Existing cellular automata (CA) research is hindered by the absence of a general-purpose, hardware-accelerated, open-source library, limiting reproducibility, collaboration, and exploration of novel paradigms. Method: We introduce the first JAX-based, hardware-accelerated CA metacompiler—designed functionally with native JAX primitives—supporting arbitrary dimensions, discrete/continuous states, and hybrid state types. It leverages XLA compilation, vmap/pmap parallelization, and automatic differentiation. Its modular CA kernel and dynamic-dimension mechanism lower experimental barriers significantly. Contribution/Results: Three novel CA experiments—including 1D-ARC outperforming GPT-4—are implementable in just a few lines of code. On multi-task benchmarks (elementary CAs, neural CAs, MNIST self-classification), it achieves up to 2000× speedup over conventional implementations. This infrastructure enables efficient, scalable, and reproducible CA foundational research and AI–CA interdisciplinary exploration.
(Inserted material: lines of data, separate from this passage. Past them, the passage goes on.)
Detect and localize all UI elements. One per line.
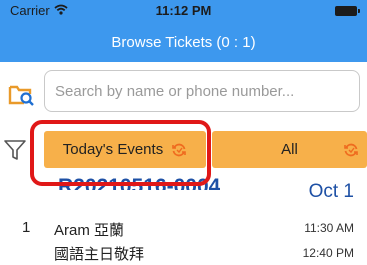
ticket-date: Oct 1: [308, 181, 354, 202]
event-time: 12:40 PM: [302, 246, 354, 260]
folder-search-icon[interactable]: [8, 82, 36, 108]
refresh-icon: [343, 142, 359, 158]
filter-icon[interactable]: [3, 138, 27, 162]
battery-icon: [335, 6, 360, 16]
highlight-box: [30, 120, 211, 186]
attendee-name[interactable]: Aram 亞蘭: [54, 219, 124, 240]
all-label: All: [281, 141, 298, 158]
row-index: 1: [22, 219, 31, 236]
clock: 11:12 PM: [155, 3, 212, 18]
all-button[interactable]: All: [212, 131, 367, 168]
search-input[interactable]: [44, 70, 360, 112]
page-title: Browse Tickets (0 : 1): [111, 34, 256, 51]
app-header: Carrier 11:12 PM Browse Tickets (0 : 1): [0, 0, 367, 62]
event-name: 國語主日敬拜: [54, 246, 145, 263]
status-bar: Carrier 11:12 PM: [0, 0, 367, 22]
ticket-time: 11:30 AM: [304, 221, 354, 235]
Cellular automata have become a cornerstone for investigating emergence and self-organization across diverse scientific disciplines, spanning neuroscience, artificial life, and theoretical physics. However, the absence of a hardware-accelerated cellular automata library limits the exploration of new research directions, hinders collaboration, and impedes reproducibility. In this work, we introduce CAX (Cellular Automata Accelerated in JAX), a high-performance and flexible open-source library designed to accelerate cellular automata research. CAX offers cutting-edge performance and a modular design through a user-friendly interface, and can support both discrete and continuous cellular automata with any number of dimensions. We demonstrate CAX's performance and flexibility through a wide range of benchmarks and applications. From classic models like elementary cellular automata and Conway's Game of Life to advanced applications such as growing neural cellular automata and self-classifying MNIST digits, CAX speeds up simulations up to 2,000 times faster. Furthermore, we demonstrate CAX's potential to accelerate research by presenting a collection of three novel cellular automata experiments, each implemented in just a few lines of code thanks to the library's modular architecture. Notably, we show that a simple one-dimensional cellular automaton can outperform GPT-4 on the 1D-ARC challenge.